“All major religions agree on one thing: the deepest desire of the human person is to get in contact and to live in union with his or her God.”
“The search for unity with God is undoubtedly the leading motif in religions.”
Veli-Matti Kärkkäinen, begins his book, One With God: Salvation as Deification and Justification, with these strong claims. The main theme in common with the major religions is the human desire for union with God.
He goes on in the book to argue that this theme pervades not only Eastern Orthodox Christianity (known for its emphasis on theosis, or deification (participation in God), but that it’s also an important theme in Catholicism and–most controversially–even in the great Protestant theologian, Martin Luther.
The claim that Luther’s theology contains strong themes related to deification or theosis (union with God) is developed in the so-called “new Finnish interpretation of Luther,” whose primary voice is Tuomo Mannermaa (1937-2015) formerly professor of ecumenical theology at the University of Helskinki.

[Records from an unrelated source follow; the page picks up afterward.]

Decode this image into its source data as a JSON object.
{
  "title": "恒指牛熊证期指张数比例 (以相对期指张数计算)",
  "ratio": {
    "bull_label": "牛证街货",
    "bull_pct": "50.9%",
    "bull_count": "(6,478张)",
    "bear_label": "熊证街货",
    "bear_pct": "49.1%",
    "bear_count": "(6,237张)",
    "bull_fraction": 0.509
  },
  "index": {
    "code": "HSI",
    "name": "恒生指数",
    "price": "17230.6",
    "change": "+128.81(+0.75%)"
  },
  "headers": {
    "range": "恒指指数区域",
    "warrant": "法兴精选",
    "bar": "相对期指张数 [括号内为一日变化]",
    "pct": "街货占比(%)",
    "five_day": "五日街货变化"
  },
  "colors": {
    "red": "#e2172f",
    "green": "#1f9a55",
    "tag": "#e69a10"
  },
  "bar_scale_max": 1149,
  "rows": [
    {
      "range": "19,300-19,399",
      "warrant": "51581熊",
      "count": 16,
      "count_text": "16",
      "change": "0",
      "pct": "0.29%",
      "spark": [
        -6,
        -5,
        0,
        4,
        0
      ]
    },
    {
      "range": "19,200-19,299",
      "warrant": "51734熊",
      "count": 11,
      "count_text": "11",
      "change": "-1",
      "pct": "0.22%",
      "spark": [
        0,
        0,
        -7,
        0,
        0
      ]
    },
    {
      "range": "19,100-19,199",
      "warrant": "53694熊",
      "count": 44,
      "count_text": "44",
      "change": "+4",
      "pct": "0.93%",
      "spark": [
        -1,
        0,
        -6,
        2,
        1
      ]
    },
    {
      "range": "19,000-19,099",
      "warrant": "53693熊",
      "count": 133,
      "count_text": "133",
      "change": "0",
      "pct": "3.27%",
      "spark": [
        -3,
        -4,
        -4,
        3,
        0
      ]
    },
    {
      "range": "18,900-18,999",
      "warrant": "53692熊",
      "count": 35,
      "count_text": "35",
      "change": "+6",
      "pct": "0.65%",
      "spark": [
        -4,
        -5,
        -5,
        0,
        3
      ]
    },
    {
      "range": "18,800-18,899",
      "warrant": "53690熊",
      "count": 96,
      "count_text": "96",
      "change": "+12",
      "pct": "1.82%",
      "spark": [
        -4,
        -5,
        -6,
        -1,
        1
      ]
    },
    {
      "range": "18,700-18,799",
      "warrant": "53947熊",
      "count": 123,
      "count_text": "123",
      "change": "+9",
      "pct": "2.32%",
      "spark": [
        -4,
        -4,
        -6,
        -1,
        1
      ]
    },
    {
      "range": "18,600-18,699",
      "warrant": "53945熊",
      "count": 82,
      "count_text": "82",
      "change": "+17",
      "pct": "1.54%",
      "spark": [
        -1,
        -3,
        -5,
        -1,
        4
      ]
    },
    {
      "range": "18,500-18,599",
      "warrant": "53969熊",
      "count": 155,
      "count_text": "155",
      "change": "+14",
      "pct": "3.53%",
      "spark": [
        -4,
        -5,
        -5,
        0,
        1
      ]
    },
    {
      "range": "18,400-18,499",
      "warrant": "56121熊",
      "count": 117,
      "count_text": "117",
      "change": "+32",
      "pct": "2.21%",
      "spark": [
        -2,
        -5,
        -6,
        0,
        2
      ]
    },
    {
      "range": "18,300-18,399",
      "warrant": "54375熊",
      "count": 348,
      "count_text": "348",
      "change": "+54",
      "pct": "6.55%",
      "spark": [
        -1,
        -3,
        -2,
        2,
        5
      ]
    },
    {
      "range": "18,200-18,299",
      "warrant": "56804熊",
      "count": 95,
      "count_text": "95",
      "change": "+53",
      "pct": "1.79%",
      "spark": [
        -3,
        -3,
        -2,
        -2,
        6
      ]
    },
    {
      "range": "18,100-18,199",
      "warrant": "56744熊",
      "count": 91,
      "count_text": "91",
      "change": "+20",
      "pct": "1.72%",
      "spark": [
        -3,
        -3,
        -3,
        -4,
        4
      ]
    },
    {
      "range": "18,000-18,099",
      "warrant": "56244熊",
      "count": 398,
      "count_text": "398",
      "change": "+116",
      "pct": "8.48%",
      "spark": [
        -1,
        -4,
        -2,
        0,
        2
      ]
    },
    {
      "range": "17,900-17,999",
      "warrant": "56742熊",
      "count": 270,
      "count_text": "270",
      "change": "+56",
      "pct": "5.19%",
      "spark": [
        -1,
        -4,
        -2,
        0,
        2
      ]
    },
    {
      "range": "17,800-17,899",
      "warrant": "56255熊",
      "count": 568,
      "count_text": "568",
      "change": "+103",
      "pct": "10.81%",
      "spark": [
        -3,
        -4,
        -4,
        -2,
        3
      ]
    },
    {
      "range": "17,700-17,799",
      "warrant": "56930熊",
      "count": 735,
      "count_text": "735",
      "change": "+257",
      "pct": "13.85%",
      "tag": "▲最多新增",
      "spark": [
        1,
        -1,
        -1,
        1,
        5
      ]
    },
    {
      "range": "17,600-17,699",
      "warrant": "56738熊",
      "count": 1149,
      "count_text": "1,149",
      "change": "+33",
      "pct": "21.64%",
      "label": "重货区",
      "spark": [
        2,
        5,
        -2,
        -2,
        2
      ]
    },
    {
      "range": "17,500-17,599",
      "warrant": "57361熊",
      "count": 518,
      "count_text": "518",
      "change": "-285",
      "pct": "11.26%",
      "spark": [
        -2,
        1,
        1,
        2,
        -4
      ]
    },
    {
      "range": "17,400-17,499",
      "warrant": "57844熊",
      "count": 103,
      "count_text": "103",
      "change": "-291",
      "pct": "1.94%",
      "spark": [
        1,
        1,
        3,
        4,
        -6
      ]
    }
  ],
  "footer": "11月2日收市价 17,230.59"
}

Kärkkäinen introduces the Finnish interpretation of Luther in this book, and shows how this recovery of an overlooked theme in Luther’s theology could assist in ongoing ecumenical work between the Protestant and Eastern Orthodox churches.
I plan to blog more later about the Finnish interpretation, but for now I’m interested in Kärkkäinen’s claim that at the heart of all major religions is this desire for union with God.
Of Christianity in particular, he goes on to write that,
According to the Christian understanding, all people, whether within or outside of the church, have the very same need: to be saved from fear and judgment to love and safety. Even though we believe and live our Christian lives within our various traditions, we do not suffer or die merely as Baptists, Catholics, Orthodox, or Pentecostals. Whether we like it or not, all Christians are on their way to the very same salvation provided by the same Almighty God. For Christian testimony to win any kind of credibility in an unbelieving and doubting world, we need a consensual understanding of salvation. Let us not be naïve: the Christian church is not likely to be united doctrinally, perhaps it even should not be. The richness of Christian theology and witness is the symphony—even though too often a cacophony—of various legitimate voices concerning the saving works of their God and Savior. While no homogenous testimony is to be expected or desired, a hope for a common perspective on salvation could be realistic.
The irony of Christianity lies in the fact that all Christians, as the rest of the world, yearn for union with God and unity between others. However, churches are divided, churches that speak about the final union to come. Could the doctrine of salvation be a catalyst for a more serious concern for unity?
I don’t disagree with the claim as such – though I might substitute “the divine” for God, but I wonder if we dig a layer deeper we’d discover that even beyond “unity” or “union” with God, the common human desire expressed in all religions, perhaps expressed through that motif of union with God, is the quest for meaning, significance, and wholeness in a world that otherwise so often seems to lack it? In this sense, perhaps it isn’t just union with God, but also with creation, with others, and having a sense of peace and of place in the world?